Some see in Christ a mere repetition of what God has done before. Unaided human opinion cannot see a wholly, new departure in Jesus Christ. He was like John the Baptist in His mysterious birth and call for repentance. He was like Elijah in His confrontation with religious leaders. He was like Jeremiah in His personal grief over religious barrenness and hypocrisy. Because of that, people have seen in Jesus no more than another religious leader. Human speculation about Christ always places Him in an insufficient category.

Some see in Christ a reduction of what God has done before. For some, He was "one of the prophets" (v. 14). The language suggests a class of people who see in Christ no more than one in a long succession of religious spokespersons. In His own lifetime, people saw in Him only "Josephs son." Some even identified Him with a demon. Mere human reflection on Christ never discovers who He is.

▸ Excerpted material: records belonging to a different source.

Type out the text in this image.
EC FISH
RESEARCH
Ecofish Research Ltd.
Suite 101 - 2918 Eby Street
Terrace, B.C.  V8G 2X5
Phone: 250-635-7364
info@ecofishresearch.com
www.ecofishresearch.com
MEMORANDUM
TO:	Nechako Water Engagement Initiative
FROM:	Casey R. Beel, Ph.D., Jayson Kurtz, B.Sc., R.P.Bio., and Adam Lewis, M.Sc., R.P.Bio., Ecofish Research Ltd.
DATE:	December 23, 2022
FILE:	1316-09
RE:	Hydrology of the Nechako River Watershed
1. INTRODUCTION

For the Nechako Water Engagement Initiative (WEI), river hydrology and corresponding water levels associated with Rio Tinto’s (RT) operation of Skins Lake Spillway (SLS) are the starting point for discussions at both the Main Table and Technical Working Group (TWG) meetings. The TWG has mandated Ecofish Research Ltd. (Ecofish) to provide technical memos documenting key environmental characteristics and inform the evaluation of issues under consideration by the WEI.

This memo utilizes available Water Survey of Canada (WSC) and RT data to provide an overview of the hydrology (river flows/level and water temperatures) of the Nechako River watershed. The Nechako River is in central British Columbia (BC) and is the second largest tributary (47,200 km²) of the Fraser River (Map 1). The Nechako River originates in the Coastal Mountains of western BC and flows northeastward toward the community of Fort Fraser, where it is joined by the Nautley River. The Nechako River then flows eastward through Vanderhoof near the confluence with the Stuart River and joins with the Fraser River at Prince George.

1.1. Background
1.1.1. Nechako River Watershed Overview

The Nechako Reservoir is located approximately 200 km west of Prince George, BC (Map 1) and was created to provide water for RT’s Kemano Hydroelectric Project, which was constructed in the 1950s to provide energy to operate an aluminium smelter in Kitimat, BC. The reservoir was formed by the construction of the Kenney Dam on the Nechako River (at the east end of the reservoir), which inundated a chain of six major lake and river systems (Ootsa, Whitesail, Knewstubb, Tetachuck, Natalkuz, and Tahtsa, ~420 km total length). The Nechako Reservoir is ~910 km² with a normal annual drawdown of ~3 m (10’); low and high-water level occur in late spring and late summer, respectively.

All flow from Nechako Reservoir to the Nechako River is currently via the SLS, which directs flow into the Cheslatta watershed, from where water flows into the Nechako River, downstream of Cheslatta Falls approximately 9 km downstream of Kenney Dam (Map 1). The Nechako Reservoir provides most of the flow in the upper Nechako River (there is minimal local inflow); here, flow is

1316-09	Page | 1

II. The Sufficiency of Divine Revelation About Jesus Christ (vv. 15-17)

There is only one acceptable identification of Jesus Christ: "You are the Christ, the Son of the living God" (v. 16). Peter identified Jesus of Nazareth with the promised, predicted, and expected, anointed Messiah of the Old Testament. But Peter went beyond that. He said something about the Messiah that no Old Testament Hebrew ever confessed or expected. Peter confessed the Godhead of the Messiah, the Deity of Jesus Christ. This is especially significant in light of the surroundings. The most ancient worship of nature gods and the most recent worship of Caesar surrounded the location of this confession.

There is only one source for this revelation about Jesus Christ. Humanity in its feebleness, weakness, fallibility, and fragility ("flesh and blood" v. 17, KJV) can never make this discovery or confession about Christ. There is nothing in human reason, education, tradition, or observation that would compel one to confess this about Jesus of Nazareth.

Every confession of Jesus Christ is an act of God invading and illuminating the mind of the confessor. God, Himself, lifts the veil and parts the curtain, or you cannot grasp or confess the God head of Jesus Christ. In that sense, you do not "decide to become a Christian." No one can come to me unless the Father who sent me draws him" (John 6:44).

III. The Permanency of the Foundation of Jesus Christ (vv. 18-19)

Those confessing the Godhead of Jesus Christ constitute the foundation of His church. The person and truth about Jesus Christ is the only adequate foundation for His church. The first layers of the foundation are the apostles and the prophets (Eph. 2:20). Luther: "All Christians are Peters on account of the confession Peter here makes, which is the rock on which Peter and all Peters are built."

Christ's relationship to His church is one of construction. "I will build my church." We do not build His true church. Men may build large, ecclesiastical organizations on the basis of human attraction, but only Jesus Christ builds His church.

Christ's relationship to His church is one of possession: "My church. . . . " The only owner of the local church or the whole assembly of all believers in the earth is Jesus Christ, not a pastor, board, or denomination.

Christ's relationship through His church is one of confrontation: "the gates of [hell] will not overcome it" (v. 18). The unseen world of death and the grave swallow every generation, but they will never swallow the church of a living Lord.